Profiling pneumococcal type 3-derived oligosaccharides by high resolution liquid chromatography–tandem mass spectrometry

•Pneumococcal type 3 polysaccharide (PnP3) is depolymerized.•Pn3P derived oligosacchides are separated by liquid chromatography (LC).•Hydrophilic interaction LC and reverse phase LC are used in their separation.•LC–mass spectrometry (MS) analysis determined oligosaccharide composition.•LC–tandem MS analysis determined oligosaccharide sequence.

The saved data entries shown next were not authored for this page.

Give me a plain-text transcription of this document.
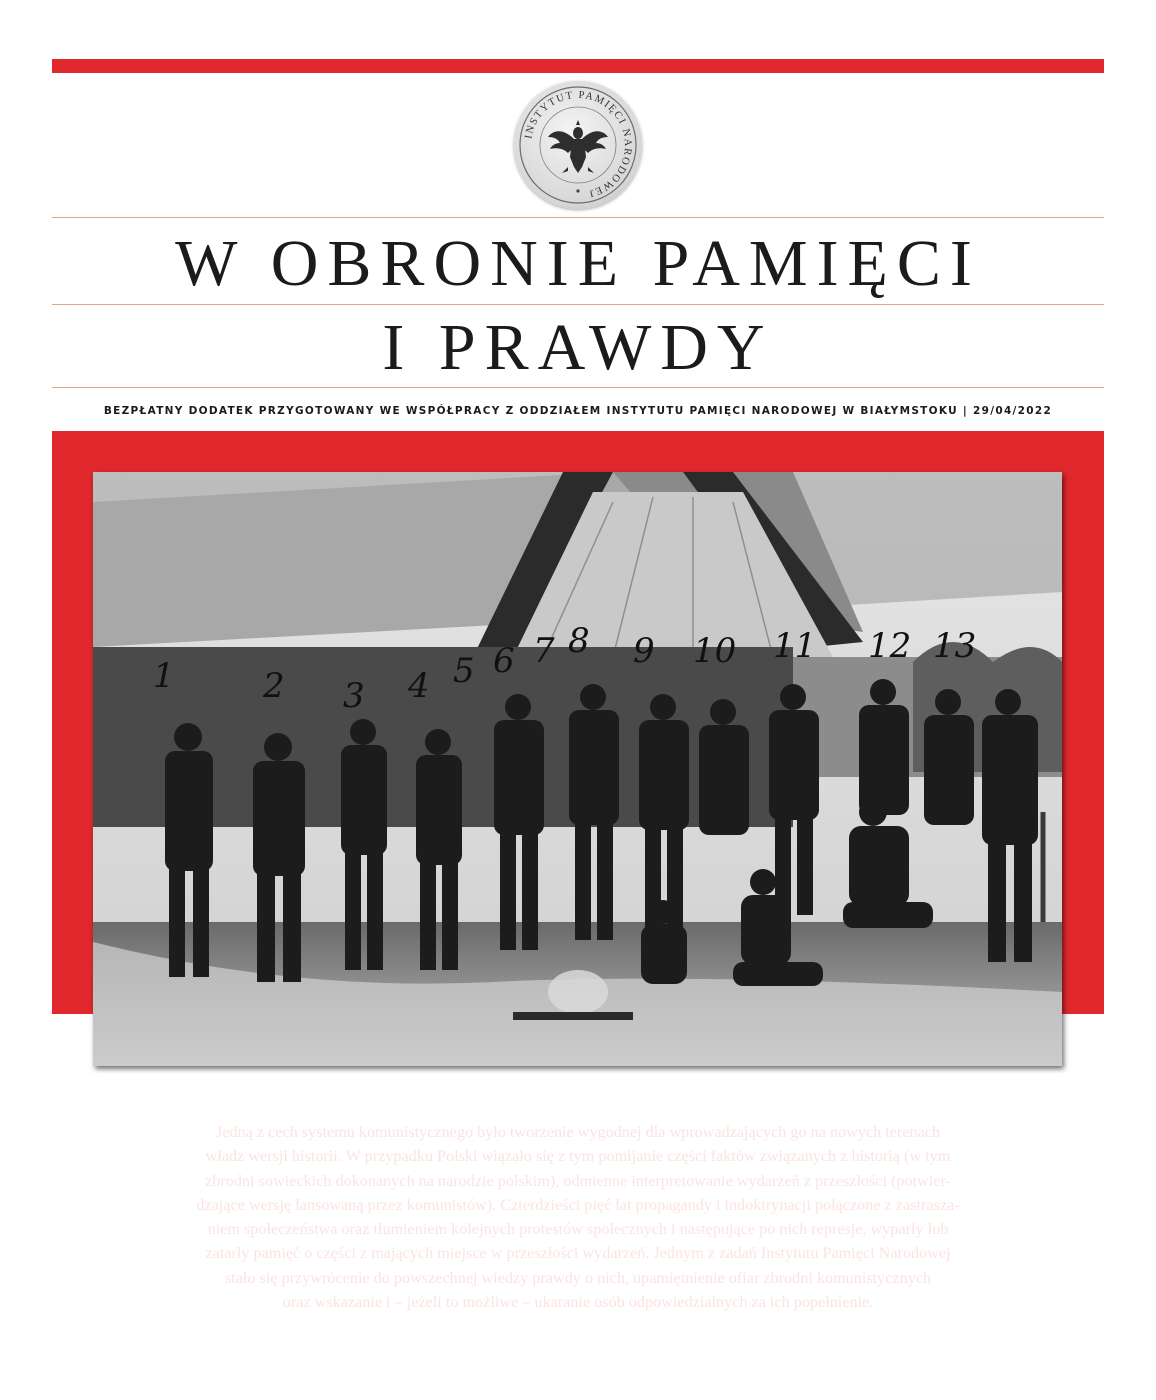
INSTYTUT PAMIĘCI NARODOWEJ
W OBRONIE PAMIĘCI
I PRAWDY
BEZPŁATNY DODATEK PRZYGOTOWANY WE WSPÓŁPRACY Z ODDZIAŁEM INSTYTUTU PAMIĘCI NARODOWEJ W BIAŁYMSTOKU | 29/04/2022
1	2 3 4 5 6 7 8 9 10 11 12 13
Żołnierze 3 drużyny 6 Brygady Wileńskiej, Podlasie, wiosna–lato 1946 r., AIPN Bi, 0062/591
Jedną z cech systemu komunistycznego było tworzenie wygodnej dla wprowadzających go na nowych terenach
władz wersji historii. W przypadku Polski wiązało się z tym pomijanie części faktów związanych z historią (w tym
zbrodni sowieckich dokonanych na narodzie polskim), odmienne interpretowanie wydarzeń z przeszłości (potwier-
dzające wersję lansowaną przez komunistów). Czterdzieści pięć lat propagandy i indoktrynacji połączone z zastrasza-
niem społeczeństwa oraz tłumieniem kolejnych protestów społecznych i następujące po nich represje, wyparły lub
zatarły pamięć o części z mających miejsce w przeszłości wydarzeń. Jednym z zadań Instytutu Pamięci Narodowej
stało się przywrócenie do powszechnej wiedzy prawdy o nich, upamiętnienie ofiar zbrodni komunistycznych
oraz wskazanie i – jeżeli to możliwe – ukaranie osób odpowiedzialnych za ich popełnienie.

Pneumococcal type-3 polysaccharide (Pn3P) is considered a major target for the development of a human vaccine to protect against Streptococcus pneumoniae infection. Thus, it is critical to develop methods for the preparation and analysis of Pn3P-derived oligosaccharides to better understand its immunological properties. In this paper, we profile oligosaccharides, generated by the free radical depolymerization of Pn3P, using liquid chromatography (LC)–tandem mass spectrometry (MS/MS). Hydrophilic liquid interaction chromatography (HILIC)–mass spectrometry (MS) revealed a series of oligosaccharides with an even- and odd-number of saccharide residues, ranging from monosaccharide, degree of polymerization (dp1) to large oligosaccharides up to dp 20, generated by free radical depolymerization. Isomers of oligosaccharides with an even number of sugar residues were easily separated on a HILIC column, and their sequences could be distinguished by comparing MS/MS of these oligosaccharides and their reduced alditols. Fluorescent labeling with 2-aminoacridone (AMAC) followed by reversed phase (RP)-LC–MS/MS was applied to analyze and sequence poorly separated product mixtures, as RP-LC affords higher resolution of AMAC-labeled oligosaccharides than does HILIC-based separation. The present methodology can be potentially applied to profiling other capsular polysaccharides.